No private company is going to take that kind of exposure on. They'll wait for the bank to fail, or be nationalized, and then swoop for the profitable parts.


Make of that what you will
PJ

Damned LiveJournal

Date: 2008-09-29 07:37 am (UTC)
From: [identity profile] geoffchall.livejournal.com
too easy to click Post.

Re: Do I have to pay them back then?

Date: 2008-09-29 07:36 am (UTC)
From: (Anonymous)
If actuaries are standing around going 'dunno guv' then they are in the wrong business and always have been. Quantifying the worth of a mortgage debt individually is difficult. In my case, there is are hazards to my keeping up payments on my debt to B&B - protracted illness, almighty cock-up dragging business to bankruptcy. But there's enough equity for house prices to halve and still be comfortable within LTV limits.

But as a generality, it's all quantifiable. Someone in regular employment has a 96% chance of continuing to be so, a 92% chance of avoiding major illness, blah blah. Across 100 mortgages it should come to X% chance of default factored with Y% LTV. So a higher chance of default becomes less relevant when the LTV is 30%, although such defaults do have admin costs.

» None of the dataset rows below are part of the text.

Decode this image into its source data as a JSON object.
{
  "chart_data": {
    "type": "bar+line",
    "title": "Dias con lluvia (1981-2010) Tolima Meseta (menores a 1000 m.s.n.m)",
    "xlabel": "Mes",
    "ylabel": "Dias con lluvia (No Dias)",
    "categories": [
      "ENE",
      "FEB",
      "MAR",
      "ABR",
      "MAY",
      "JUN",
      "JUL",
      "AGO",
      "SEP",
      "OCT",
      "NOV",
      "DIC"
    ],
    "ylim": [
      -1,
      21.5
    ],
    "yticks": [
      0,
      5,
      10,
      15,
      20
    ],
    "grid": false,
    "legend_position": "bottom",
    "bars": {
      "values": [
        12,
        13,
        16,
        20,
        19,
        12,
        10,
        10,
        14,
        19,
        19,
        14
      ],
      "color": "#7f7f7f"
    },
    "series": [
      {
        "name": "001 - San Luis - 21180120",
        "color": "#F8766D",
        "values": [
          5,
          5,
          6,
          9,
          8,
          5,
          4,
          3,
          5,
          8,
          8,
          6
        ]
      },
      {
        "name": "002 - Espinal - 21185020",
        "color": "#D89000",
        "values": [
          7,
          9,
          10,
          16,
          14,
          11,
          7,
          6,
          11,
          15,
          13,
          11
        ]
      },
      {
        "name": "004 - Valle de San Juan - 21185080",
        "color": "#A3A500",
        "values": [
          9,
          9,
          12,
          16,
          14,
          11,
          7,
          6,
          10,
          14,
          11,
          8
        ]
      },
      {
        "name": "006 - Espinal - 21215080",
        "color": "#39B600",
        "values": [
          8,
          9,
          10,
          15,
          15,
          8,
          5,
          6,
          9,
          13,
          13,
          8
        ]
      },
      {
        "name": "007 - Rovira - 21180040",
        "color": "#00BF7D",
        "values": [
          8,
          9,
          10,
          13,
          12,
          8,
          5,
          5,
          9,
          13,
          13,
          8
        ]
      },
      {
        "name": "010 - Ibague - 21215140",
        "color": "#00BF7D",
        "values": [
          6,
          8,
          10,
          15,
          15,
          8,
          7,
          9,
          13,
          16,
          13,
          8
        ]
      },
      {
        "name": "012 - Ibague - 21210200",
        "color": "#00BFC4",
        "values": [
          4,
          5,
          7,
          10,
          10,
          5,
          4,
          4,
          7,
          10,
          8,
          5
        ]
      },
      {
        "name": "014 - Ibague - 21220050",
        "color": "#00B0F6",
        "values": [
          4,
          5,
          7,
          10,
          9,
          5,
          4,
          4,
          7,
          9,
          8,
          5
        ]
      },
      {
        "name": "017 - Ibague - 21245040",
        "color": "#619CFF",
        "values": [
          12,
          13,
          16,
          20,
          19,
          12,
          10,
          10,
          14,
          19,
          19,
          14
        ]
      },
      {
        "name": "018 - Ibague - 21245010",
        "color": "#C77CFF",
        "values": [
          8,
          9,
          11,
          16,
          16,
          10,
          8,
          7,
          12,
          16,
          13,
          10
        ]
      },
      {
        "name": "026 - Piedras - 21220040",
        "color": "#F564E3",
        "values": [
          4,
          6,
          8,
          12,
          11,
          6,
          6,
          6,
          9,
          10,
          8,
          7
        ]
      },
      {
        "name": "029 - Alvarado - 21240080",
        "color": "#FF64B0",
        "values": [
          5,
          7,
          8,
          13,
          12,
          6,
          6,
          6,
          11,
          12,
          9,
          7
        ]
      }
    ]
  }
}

Actuarising a mortgage default should be no more difficult than actuarising a life. What seems to happen is that there's an outbreak of financial chicken flu and actuaries flap their wings and fret over their inability to quantify the risk. Either that or thery're shit-scared because they've previously cocked up their calculations of risk based on a relentlessly rising property market.

I can't quite believe the deal with Banco Santander or maybe I'm getting it garbled. BS take on the B&B deposits of £20Bn in exchange for £18Bn while the government takes the £41Bn loan book and gives the shareholders a pittance. So UK Govt buy $41Bn of debt for £23Bn? With an 'unexpectedly' high default rate of 5% on buy-to-let mortgages, that sounds too good to be true. I presume there's some inter-bank lending in there which UK Govt is taking on.

Re: Do I have to pay them back then?

Date: 2008-09-29 10:10 pm (UTC)
From: [identity profile] real-aardvark.livejournal.com
The sense of unreality grows -- this must be what Milan Kundera was talking about all those years ago. Although why he had to illustrate it with a naked girl wearing a bowler hat clambering over a glass coffee table is another question.

My first reaction to the B&B nationalisation was "Why?" Is it politics? Hardly; where's the core constituency? Is it ineptitude? Well, that would be consistent with around eighty years of British monetary policy, dating back to the Gold Standard. I mean, the fallout of B&B going down the toilet has to be relatively innocuous in the current climate. Unless, of course, you want a fried tomato with your breakfast tomorrow morning.

This, however, makes sense. The numbers must therefore be wrong. Surely this government, of all governments, can't have backed into what I calculate as a 70% profit, and I can't be bothered to do the amortisation beyond the 5% guess? And you're forgetting the general UK bank liability for deposits, which apparently comes out to a cool fifteen billion. Mind you, that presumably goes to Santander; and, if it does, that'll be one heck of an interesting financial story.

Then again, the (this can't be true) 70% instant profit is immediately wrapped into Northern-Rock-UK-Gilts'R'Us. That will also be an interesting exercise to watch from the sidelines.

Birks may well be prescient (as so often). Resolution 2, UK Government Sinking Fund 1. However, as Microsoft have discovered to their cost, you don't bet against the government. They have fiscal and arbitrary legislative power. You have an army of coiffeured gentlemen with spreadsheets and expensively tailored suits. No contest.

I'm looking forward to the point where Brown reverts to (moron) type and starts to involve PFI in all of this.